The news just broke that
Obama has joined the Crow Nation tribe at a ceremony in Crow Agency, Montana. That's right next to the famous EZE.10 mountain top medicine wheel prophecy near Wyoming's borderline; by Rt.14's towering 10042' Bald Mtn reference to Ron.

That HILTON hotel construction explosion in Catholic San Diego, happened at street number 111 on REV.13.1's West Harbor Dr, according to:
http://www.nbcsandiego.com/news/16331947/detail.html

1965's transsexual VILLAGE PEOPLE tyranny prophecy starts with a mud slide crash. For the mud slide that just trapped 200 people in Chinatown's 7.9 earthquake zone.

All the guns are confiscated in VILLAGE OF THE GAY GIANTS. By the Big Foot juvenile Greek giants in tight shorts who moved onto the town's theater stage of liberal homogaysexual culture.
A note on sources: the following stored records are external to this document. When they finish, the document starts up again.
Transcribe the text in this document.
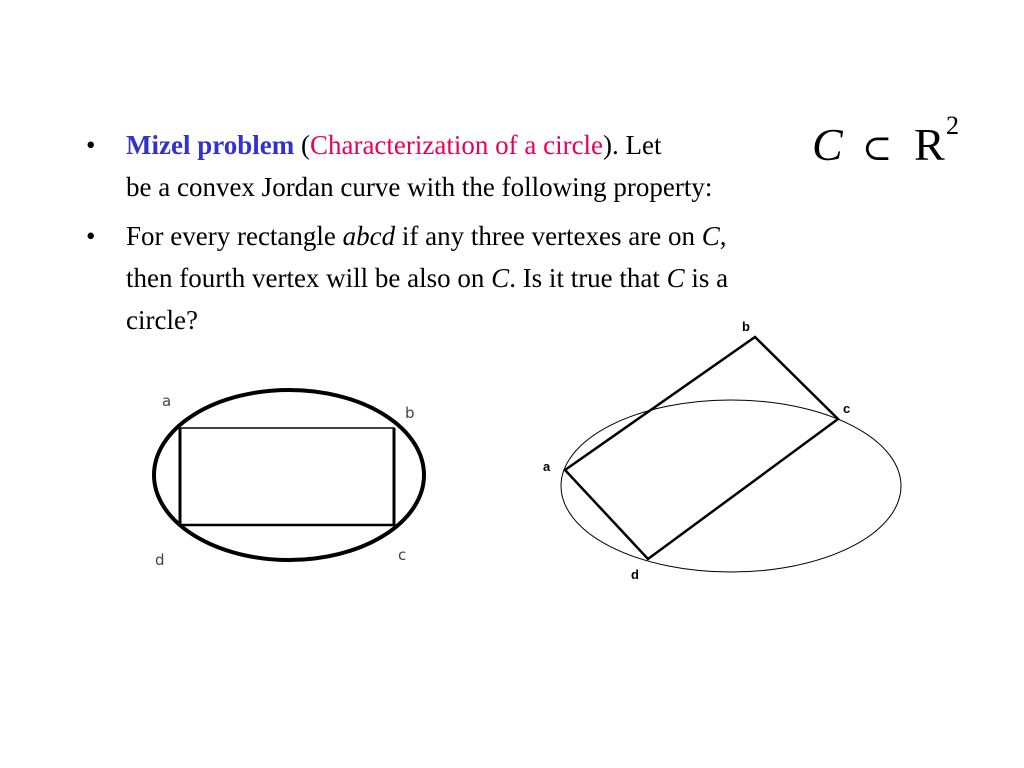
•	Mizel problem (Characterization of a circle). Let
be a convex Jordan curve with the following property:
C ⊂ R 2
•	For every rectangle abcd if any three vertexes are on C,
then fourth vertex will be also on C. Is it true that C is a
circle?
a
b
c
d
a
b
c
d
Where I saw them eating buckets of KFC chicken on the day of Kentucky's Democratic primaries.

Prince Charles may wish to read this report about 31k scientists at:
http://www.wnd.com/index.php?fa=PAGE.view&pageId=64734

Monday, I read that Kate Holmes will star in Miller's ALL MY SONS on the Broadway stage.

VILLAGE OF THE GIANTS opens with Obama's teenager voters doing The Jerk dance with their elbows up.

Rev Wright has cancelled his Philly appearances, so he doesn't have to answer questions about his homogaysexual history with Obama. He's laying low for now, like the biased mainstream media. Sadly, most conservative talkers are also laying low. In fear of the same giants in the land that are mentioned in the Bible.